Landtagswahl am 1. September 2024

WAHLPRÜFSTEINE THÜRINGEN

Das Bündnis Ökonomische Bildung Deutschland (BÖB) ist ein von Lehrkräften, Verbänden, Stiftungen, Wirtschaft und Wissenschaft getragener gemeinnütziger Verein. Unser Ziel ist die Stärkung der Ökonomischen Bildung als Lösungsfaktor zur Bewältigung aktueller gesellschaftlicher Herausforderungen und Förderung von Teilhabe und Chancengerechtigkeit. Deswegen geben wir dem Anliegen der Ökonomischen Bildung eine
Stimme, schärfen das gesellschaftliche Bewusstsein für die grundlegende Bedeutung der Ökonomischen Bildung, fördern die Zusammenarbeit zwischen Schulen, Hochschulen, Behörden, Wirtschaft, Politik und Zivilgesellschaft und schaffen Gelegenheiten zum Austausch von Erfahrungen und Best Practices. Mit den folgenden Fragen haben wir uns an ausgewählte Parteien gewendet, die sich um den Einzug in den 8. Landtag des Landes Thüringen bewerben. Die Antworten der FDP stehen noch aus. Wir werden sie in Kürze hier veröffentlichen. 

1. Stellenwert von Ökonomischer Bildung

Welchen Stellenwert hat für Ihre Partei die Ökonomische Bildung an thüringer Schulen?
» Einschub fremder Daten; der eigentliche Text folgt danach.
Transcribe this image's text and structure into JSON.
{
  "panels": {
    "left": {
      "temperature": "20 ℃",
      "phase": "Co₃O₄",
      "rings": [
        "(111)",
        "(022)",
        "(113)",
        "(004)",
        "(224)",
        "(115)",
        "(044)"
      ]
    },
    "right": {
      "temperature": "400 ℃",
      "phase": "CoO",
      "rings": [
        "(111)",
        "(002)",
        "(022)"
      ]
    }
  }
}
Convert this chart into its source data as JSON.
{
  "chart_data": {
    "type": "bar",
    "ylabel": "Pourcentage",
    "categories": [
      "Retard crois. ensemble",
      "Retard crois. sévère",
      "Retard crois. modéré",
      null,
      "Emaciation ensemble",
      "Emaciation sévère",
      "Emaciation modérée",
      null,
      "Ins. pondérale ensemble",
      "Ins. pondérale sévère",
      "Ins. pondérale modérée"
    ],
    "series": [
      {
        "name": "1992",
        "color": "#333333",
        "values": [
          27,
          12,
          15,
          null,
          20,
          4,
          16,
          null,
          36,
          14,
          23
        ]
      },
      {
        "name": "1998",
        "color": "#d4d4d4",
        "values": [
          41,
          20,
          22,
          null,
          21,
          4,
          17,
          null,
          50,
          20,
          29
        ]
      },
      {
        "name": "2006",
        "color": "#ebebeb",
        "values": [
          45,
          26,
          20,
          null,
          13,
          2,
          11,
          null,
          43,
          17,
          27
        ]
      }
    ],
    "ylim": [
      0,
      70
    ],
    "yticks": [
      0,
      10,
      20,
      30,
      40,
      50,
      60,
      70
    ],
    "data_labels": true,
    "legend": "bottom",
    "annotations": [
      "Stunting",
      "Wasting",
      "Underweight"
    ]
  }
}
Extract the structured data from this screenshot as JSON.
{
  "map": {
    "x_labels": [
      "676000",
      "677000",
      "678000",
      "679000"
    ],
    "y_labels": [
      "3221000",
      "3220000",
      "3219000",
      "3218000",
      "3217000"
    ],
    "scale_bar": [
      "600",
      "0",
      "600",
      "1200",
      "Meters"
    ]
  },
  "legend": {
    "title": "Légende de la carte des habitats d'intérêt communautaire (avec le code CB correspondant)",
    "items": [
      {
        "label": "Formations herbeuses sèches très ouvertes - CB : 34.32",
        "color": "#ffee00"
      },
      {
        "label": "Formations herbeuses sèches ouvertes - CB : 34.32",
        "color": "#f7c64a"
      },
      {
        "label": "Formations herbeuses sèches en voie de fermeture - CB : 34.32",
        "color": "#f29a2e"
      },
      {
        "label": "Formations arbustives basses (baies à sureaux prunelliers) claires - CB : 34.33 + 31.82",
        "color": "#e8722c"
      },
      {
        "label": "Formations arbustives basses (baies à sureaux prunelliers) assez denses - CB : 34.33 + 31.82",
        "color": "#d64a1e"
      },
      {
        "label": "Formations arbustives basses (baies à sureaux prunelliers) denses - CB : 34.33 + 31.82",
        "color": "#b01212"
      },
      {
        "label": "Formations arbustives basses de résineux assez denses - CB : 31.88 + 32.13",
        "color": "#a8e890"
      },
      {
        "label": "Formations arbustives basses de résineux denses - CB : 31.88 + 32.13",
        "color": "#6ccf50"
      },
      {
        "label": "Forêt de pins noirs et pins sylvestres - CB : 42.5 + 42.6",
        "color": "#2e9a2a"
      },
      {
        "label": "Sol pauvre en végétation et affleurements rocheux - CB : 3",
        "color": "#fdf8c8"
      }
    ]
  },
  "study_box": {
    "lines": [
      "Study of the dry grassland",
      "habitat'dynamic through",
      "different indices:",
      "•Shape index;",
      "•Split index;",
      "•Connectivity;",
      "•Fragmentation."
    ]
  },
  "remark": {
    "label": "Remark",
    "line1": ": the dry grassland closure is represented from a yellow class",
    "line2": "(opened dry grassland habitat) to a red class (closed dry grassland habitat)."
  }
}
Antwort der BÜNDNIS 90/DIE GRÜNEN

Für uns Bündnisgrüne hat die ökonomische Bildung in Schulen eine bedeutende Rolle, da sie Schüler*innen befähigt, sich in einer zunehmend komplexen und globalisierten Wirtschaftswelt zurechtzufinden, die auch Auswirkungen auf individuelle Lebenswelten hat. Wir setzen uns für eine Vermittlung von Kompetenzen im Bereich Ökonomie ein, die sowohl soziale als auch ökologische Aspekte integriert. Ökonomische Bildung soll dabei nicht isoliert, sondern im Zusammenhang mit anderen Schlüsselwerten und -kompetenzen wie Selbstorganisation, Kritisches Denken, Nachhaltigkeit, Demokratie und Digitalisierung vermittelt werden.

Antwort der CDU

Die ökonomische Bildung hat für uns einen hohen Stellenwert, damit Schülerinnen und Schüler in der Lage sind, wirtschaftliche Zusammenhänge und grundsätzliche Rahmenbedingungen des wirtschaftlichen Lebens in unserer Gesellschaft, die in den einzelnen Fächern vermittelt werden, mit dem entsprechenden Praxisbezug zu verstehen. Ein Mangel an Verständnis für die Zusammenhänge sorgt regelmäßig für Missverständnisse und Fehlannahmen über das System der Marktwirtschaft und seine Wirkungen. Ökonomische Bildung, insbesondere im Bereich Finanzen, ist zudem eine wichtige Alltagsfähigkeit.

Antwort der FDP

Noch nicht erhalten.

Antwort der SPD

Ökonomische Bildung an Schulen, verstanden als schulische Vermittlung ökonomischer Sachverhalte, Arbeitsweltbezug, Berufsorientierung und Berufswahlvorbereitung, besitzt für die SPD traditionell einen großen Stellenwert. In der aktuellen Legislaturperiode haben wir daher gemeinsam mit unseren Koalitionspartnern einen Vorschlag der Thüringer Wirtschaften und der Gewerkschaften aufgegriffen und im Thüringer Schulgesetz für die Regelschulen praxisorientiertes Lernen und berufliche Orientierung als durchgängiges und fächerübergreifendes Prinzip des Unterrichts festgeschrieben.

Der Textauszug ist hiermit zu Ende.